Refractivity From Radio (RFR) Inversions During the 2015 CASPER-East Experiment

Accurate characterization of low-altitude atmospheric refractivity is required by navies to assess the capabilities of electromagnetic (EM) sensors and communications systems. It provides essential information for mission planning, as well as situational awareness as it relates to the EM spectrum. Mesoscale numerical weather prediction (NWP) is widely used to forecast sensor and communications performance, however coarse vertical resolution and lack of local/current observations restrict the ability to accurately predict low-altitude ducts.

In previous works, methods have been demonstrated which infer refractivity from real-time sensor observations of the EM field, namely Refractivity From Radio (RFR) and Refractivity From Clutter (RFC) methods. Here we use a RFR method to infer atmospheric refractivity from data collected during the CASPER-East experiment, part of a Multi University Research Initiative (MURI) under funding from the Office of Naval Research.

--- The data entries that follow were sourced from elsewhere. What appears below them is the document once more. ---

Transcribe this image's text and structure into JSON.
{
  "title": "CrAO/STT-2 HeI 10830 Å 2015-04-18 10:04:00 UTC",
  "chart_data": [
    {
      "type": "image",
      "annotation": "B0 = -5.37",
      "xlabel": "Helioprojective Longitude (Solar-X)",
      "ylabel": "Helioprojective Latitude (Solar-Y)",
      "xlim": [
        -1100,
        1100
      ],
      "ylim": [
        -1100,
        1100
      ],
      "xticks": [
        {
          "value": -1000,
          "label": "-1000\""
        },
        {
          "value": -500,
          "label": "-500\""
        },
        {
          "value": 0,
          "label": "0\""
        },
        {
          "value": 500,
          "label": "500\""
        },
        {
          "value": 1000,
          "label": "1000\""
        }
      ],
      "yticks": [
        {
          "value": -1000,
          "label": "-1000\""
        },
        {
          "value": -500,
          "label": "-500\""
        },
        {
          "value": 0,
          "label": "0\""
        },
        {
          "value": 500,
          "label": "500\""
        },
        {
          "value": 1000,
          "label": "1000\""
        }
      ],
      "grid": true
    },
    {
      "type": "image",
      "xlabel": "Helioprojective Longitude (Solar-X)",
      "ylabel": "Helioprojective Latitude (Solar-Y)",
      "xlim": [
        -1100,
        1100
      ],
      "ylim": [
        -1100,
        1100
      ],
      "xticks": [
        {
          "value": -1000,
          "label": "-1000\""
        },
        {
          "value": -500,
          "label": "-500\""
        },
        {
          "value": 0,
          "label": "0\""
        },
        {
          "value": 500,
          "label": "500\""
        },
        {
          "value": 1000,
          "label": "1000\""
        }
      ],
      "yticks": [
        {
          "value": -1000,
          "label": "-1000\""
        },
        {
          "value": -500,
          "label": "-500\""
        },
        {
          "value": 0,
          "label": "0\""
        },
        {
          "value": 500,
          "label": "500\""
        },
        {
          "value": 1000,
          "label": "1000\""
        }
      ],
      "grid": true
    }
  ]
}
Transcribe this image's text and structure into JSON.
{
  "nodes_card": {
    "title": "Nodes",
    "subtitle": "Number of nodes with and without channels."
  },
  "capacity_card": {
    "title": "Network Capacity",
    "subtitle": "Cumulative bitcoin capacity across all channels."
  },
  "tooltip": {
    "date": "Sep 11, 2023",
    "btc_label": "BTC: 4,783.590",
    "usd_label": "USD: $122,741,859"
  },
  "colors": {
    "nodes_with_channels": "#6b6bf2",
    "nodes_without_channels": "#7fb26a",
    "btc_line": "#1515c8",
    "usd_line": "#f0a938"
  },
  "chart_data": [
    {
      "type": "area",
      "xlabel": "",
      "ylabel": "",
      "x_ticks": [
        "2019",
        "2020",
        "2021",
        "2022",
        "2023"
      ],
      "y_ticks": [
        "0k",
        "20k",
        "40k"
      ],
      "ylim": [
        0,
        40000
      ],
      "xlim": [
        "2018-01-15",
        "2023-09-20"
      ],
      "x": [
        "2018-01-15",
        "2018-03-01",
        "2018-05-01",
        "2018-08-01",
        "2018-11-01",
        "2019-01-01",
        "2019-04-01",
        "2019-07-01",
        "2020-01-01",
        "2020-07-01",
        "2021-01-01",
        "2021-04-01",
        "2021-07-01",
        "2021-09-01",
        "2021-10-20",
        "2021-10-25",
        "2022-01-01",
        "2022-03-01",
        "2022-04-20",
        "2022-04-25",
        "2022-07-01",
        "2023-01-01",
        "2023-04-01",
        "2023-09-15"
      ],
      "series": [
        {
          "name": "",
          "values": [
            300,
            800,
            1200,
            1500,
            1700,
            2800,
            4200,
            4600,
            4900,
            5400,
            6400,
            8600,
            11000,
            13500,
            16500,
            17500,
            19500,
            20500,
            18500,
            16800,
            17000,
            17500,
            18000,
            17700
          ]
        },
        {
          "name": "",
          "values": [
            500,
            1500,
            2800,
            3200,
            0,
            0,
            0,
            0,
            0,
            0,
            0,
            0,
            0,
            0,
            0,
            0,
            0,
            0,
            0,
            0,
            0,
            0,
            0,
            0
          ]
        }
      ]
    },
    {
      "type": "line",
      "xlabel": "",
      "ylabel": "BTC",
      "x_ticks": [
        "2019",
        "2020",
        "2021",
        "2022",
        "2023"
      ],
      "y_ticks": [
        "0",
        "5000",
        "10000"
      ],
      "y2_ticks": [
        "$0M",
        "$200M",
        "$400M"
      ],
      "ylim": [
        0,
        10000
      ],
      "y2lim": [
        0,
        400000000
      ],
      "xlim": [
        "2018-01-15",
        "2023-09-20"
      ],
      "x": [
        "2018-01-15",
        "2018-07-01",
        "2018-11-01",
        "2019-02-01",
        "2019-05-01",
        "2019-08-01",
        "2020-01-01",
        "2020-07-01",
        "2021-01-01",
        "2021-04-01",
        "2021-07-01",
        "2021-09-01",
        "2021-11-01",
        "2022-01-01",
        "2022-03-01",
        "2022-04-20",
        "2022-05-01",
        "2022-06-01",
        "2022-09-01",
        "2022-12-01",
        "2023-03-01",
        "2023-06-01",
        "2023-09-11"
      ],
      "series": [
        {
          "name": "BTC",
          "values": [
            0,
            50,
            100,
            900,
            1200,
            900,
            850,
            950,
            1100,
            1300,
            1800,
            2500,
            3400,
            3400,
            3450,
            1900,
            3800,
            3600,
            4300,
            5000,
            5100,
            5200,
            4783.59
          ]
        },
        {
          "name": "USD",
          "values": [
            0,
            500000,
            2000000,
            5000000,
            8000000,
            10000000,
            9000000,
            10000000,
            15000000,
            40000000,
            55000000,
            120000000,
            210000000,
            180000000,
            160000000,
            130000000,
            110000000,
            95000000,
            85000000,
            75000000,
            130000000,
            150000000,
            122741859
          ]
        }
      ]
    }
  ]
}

One of the CASPER datasets consists of long-term power measurements aboard a moving ship received from signals of opportunity – digital television broadcasts and commercial FM radio. The spatial variation in received power is used to infer refractivity, first by reducing the problem space to a set of diagnostic parameter vectors, then by using an error-minimization approach to determine the best-fit from a library of precomputed RF loss functions. The performance of this RFR algorithm is evaluated for this dataset, and is validated against radiosonde refractivity observations during the same timeframe.